Es evidente que lo que se advirtió ante aquellas promesas celestiales, ancoradas en la archifallida curva de Laffer, es que no eran realistas. Pero esto solo sirvió para ridiculizar o ningunear a quienes argumentaban la imposibilidad de multiplicar panes y peces. Se presentaron estudios empíricos que demostraban que una bajada de impuestos no resultaría equilibradora para las cuentas públicas y que, además, comportaría la reducción del gasto público en áreas sensibles como la sanidad, la educación y los servicios sociales. Claro y raso: pérdidas en el Estado del bienestar.

Los ejemplos disponibles son más que evidentes y afectan no solo a economías internacionales, sino igualmente a las regionales en España, con investigaciones solventes desde el campo de la economía aplicada. Se han aportado y comentado en esta misma columna en otras ocasiones. Pero ahora, con el ascenso de las derechas al poder, las tornas cambian: también el discurso. Por ahora, esas promesas siguen sin concretarse, si bien hay matices: ya se pone una venda antes de la herida, pues se señala que, si los ingresos siguen creciendo, no habrá recortes.

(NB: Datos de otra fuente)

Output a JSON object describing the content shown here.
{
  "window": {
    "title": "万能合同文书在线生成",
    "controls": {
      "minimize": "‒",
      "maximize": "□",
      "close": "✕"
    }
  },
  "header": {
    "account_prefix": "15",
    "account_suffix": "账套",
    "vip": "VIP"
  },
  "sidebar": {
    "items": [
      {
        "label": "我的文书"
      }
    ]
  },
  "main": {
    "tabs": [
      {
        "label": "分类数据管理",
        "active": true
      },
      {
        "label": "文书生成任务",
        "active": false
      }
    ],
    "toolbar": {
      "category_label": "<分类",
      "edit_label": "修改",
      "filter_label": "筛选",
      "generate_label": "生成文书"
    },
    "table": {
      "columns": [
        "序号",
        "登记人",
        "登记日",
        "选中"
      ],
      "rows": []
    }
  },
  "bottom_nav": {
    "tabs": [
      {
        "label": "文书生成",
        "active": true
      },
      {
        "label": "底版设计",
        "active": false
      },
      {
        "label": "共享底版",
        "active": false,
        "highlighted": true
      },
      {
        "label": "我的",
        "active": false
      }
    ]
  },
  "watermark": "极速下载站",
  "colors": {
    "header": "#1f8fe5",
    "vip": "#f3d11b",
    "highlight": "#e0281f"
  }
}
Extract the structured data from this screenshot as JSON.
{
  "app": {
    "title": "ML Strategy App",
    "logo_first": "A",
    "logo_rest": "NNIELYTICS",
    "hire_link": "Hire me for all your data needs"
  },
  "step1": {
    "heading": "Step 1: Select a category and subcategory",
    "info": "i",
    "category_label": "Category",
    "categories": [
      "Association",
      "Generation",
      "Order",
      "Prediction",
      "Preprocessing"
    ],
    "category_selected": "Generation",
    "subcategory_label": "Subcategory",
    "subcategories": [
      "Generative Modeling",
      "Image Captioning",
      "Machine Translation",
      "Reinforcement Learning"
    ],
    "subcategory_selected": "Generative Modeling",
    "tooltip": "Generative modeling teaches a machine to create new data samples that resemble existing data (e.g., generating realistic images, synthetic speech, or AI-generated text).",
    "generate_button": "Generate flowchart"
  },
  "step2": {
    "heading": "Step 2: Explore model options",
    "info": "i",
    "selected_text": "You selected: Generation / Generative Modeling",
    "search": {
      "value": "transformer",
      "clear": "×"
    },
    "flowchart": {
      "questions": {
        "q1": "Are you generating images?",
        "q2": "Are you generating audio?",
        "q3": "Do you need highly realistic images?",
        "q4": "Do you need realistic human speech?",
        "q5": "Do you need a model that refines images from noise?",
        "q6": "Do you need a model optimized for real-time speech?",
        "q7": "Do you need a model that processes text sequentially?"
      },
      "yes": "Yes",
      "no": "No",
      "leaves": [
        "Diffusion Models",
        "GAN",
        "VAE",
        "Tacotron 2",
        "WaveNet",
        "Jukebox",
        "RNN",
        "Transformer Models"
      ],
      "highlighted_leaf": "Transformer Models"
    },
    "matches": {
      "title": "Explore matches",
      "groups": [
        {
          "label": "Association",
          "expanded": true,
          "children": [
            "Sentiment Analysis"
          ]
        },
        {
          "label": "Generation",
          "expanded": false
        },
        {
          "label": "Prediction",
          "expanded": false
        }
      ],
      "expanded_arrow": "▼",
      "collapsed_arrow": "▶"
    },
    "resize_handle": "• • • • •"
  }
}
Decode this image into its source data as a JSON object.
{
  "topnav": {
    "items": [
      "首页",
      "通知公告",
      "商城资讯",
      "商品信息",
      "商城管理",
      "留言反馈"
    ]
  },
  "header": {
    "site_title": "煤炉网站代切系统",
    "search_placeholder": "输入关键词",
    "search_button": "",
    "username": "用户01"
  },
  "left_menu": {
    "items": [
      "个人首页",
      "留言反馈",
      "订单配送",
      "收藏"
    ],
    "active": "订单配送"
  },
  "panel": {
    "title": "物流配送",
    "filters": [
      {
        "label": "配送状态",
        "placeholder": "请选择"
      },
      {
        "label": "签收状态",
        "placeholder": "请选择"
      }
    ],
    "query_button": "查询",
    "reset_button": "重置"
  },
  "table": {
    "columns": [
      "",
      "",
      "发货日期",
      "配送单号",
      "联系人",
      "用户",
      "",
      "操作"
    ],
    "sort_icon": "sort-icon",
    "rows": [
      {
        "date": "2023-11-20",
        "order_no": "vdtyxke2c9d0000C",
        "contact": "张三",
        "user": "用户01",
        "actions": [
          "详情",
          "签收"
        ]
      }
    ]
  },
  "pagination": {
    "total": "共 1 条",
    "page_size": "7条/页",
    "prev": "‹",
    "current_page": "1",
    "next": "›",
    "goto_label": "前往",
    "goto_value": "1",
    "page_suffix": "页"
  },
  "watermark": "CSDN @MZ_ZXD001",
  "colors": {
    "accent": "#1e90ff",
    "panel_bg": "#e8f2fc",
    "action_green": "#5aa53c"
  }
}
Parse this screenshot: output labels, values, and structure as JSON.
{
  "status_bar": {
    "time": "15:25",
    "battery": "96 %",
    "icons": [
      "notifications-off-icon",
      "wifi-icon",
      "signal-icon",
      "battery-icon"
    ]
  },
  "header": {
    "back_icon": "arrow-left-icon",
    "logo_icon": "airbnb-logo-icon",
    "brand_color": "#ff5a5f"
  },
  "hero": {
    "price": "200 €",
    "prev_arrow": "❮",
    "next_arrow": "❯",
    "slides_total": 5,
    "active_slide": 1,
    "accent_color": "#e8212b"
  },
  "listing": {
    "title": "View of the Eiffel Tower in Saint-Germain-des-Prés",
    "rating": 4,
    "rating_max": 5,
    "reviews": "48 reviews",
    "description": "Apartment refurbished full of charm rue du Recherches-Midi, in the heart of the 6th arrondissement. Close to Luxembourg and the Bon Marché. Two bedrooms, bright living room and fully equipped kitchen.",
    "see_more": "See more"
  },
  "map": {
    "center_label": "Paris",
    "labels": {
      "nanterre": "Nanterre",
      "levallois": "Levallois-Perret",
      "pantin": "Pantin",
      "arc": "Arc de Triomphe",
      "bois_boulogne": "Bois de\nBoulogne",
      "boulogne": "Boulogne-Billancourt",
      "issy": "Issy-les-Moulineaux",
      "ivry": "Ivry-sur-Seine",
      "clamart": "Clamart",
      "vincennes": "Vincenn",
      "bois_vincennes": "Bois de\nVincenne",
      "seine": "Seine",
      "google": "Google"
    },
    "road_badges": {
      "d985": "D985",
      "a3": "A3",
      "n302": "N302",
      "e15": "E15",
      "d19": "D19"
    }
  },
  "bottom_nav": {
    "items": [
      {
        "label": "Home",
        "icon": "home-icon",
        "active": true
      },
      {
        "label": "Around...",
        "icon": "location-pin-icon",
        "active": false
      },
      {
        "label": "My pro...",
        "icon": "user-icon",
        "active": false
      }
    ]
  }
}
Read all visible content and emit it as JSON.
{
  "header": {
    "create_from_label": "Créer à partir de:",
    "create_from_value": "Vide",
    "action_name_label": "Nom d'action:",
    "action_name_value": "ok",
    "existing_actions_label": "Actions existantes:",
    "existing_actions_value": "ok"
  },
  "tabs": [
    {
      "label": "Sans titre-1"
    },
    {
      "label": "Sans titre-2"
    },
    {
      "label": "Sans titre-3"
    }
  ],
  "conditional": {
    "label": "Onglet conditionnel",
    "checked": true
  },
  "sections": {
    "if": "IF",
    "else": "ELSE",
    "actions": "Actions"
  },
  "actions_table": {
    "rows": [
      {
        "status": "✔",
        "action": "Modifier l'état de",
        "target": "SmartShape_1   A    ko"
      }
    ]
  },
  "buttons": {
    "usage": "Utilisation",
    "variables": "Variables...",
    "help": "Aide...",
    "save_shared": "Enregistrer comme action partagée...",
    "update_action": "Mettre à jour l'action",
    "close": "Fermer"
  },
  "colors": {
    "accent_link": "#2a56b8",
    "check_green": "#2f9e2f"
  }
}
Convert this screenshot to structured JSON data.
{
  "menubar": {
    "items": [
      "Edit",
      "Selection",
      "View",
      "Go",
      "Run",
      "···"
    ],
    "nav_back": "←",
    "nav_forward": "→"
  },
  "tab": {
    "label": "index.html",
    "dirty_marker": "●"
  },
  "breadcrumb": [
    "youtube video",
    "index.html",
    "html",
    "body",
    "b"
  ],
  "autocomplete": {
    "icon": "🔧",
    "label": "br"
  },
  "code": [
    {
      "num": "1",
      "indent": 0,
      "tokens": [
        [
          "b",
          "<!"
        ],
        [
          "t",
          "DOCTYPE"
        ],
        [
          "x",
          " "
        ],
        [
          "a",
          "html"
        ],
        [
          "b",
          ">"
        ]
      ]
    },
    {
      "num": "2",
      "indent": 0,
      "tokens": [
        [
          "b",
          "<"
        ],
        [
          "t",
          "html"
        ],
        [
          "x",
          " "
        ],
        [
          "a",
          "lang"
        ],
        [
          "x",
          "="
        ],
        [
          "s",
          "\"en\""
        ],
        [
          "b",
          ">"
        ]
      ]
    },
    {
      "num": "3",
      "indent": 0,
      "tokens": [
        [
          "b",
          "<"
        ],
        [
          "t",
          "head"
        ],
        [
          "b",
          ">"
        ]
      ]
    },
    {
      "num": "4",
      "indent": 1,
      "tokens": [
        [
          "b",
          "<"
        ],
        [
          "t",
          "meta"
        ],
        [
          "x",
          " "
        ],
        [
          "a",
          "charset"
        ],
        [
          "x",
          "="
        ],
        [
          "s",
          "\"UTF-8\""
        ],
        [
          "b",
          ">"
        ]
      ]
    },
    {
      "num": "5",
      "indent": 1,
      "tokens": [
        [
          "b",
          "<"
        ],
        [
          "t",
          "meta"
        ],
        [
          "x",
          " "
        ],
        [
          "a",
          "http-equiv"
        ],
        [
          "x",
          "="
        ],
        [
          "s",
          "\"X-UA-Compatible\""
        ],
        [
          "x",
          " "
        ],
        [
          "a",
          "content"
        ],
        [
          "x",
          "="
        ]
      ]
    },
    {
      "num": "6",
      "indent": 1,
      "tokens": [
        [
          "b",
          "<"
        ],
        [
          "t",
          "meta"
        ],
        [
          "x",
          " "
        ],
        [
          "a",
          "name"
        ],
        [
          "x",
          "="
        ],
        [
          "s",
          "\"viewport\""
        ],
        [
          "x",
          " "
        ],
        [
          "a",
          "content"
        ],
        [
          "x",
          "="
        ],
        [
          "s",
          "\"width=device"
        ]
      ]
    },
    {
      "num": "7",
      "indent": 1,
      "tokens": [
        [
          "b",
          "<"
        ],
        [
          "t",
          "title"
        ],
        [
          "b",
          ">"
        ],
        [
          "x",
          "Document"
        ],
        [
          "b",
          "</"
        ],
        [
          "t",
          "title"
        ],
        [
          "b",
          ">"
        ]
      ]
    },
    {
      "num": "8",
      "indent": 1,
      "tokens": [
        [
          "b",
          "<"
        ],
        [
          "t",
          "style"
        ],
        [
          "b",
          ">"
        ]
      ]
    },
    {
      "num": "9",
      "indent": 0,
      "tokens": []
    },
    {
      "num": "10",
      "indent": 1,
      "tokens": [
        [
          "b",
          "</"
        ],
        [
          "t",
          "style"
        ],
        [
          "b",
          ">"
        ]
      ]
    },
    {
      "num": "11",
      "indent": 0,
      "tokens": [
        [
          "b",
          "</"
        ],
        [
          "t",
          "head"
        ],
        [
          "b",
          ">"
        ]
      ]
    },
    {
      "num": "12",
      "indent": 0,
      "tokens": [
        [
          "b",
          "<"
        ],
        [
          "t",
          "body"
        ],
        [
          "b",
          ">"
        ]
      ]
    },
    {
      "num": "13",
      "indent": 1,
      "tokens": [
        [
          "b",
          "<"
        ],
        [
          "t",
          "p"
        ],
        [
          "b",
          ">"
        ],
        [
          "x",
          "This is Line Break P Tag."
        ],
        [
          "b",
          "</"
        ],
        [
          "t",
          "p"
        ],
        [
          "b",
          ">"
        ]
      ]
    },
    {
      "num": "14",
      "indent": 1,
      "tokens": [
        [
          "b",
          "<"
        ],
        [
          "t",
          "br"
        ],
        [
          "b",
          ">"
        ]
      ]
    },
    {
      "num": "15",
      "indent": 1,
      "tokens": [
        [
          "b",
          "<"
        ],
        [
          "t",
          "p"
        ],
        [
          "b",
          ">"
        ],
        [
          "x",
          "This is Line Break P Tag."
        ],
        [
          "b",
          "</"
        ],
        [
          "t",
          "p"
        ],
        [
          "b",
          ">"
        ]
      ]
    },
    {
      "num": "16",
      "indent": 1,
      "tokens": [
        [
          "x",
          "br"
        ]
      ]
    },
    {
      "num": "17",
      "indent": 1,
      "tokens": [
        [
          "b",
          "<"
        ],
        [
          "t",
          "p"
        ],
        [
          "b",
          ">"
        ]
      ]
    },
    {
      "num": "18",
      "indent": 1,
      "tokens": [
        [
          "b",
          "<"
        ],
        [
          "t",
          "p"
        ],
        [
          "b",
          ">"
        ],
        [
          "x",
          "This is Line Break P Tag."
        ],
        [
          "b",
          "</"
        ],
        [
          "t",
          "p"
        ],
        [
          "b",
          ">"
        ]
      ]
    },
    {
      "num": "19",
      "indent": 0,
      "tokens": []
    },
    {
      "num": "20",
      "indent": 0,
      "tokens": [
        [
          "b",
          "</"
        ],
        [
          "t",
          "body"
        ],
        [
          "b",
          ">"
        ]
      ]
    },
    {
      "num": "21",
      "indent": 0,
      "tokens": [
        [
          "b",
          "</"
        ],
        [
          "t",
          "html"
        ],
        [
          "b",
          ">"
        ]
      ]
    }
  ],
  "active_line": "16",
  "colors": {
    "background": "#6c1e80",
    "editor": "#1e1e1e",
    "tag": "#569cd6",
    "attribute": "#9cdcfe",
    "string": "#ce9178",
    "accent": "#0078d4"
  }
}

El guion, sin embargo, obedece más bien a condicionantes ideológicos que técnicos: se aboga por gobiernos que, al menos sobre el papel y las soflamas, sean menos intervencionistas, menos activos; se defiende la mayor eficiencia de lo privado sobre lo público, por lo que iniciar procesos de privatización es presentado como una acción de racionalidad económica; se argumenta que debe encogerse el sector público para dar más juego al privado. Pero, sobre todo, se subraya que los impuestos deben bajarse, bajo la creencia –que es eso: una cuestión de fe– de que ese dinero «en los bolsillos» mejorará la vida de la gente.

Como decía, es inútil presentar evidencias sobre este tema, pruebas que demuestran la poca validez de tales supuestos. Desde 2011, con un partido conservador en el gobierno de Balears y en el de España, se adujo que lo prometido no se podía cumplir, porque se habían dejado las haciendas en quiebra. Una falacia que la propia Intervención General del Estado desdibujó.

De manera que, prepárense para la reedición del guion: la culpa es de los salientes, que no supieron gestionar. Por eso –dirán– cambiamos el relato. Todo a pesar de que los datos macroeconómicos que dejan los derrotados son reconocidos por instituciones internacionales como robustos y convincentes.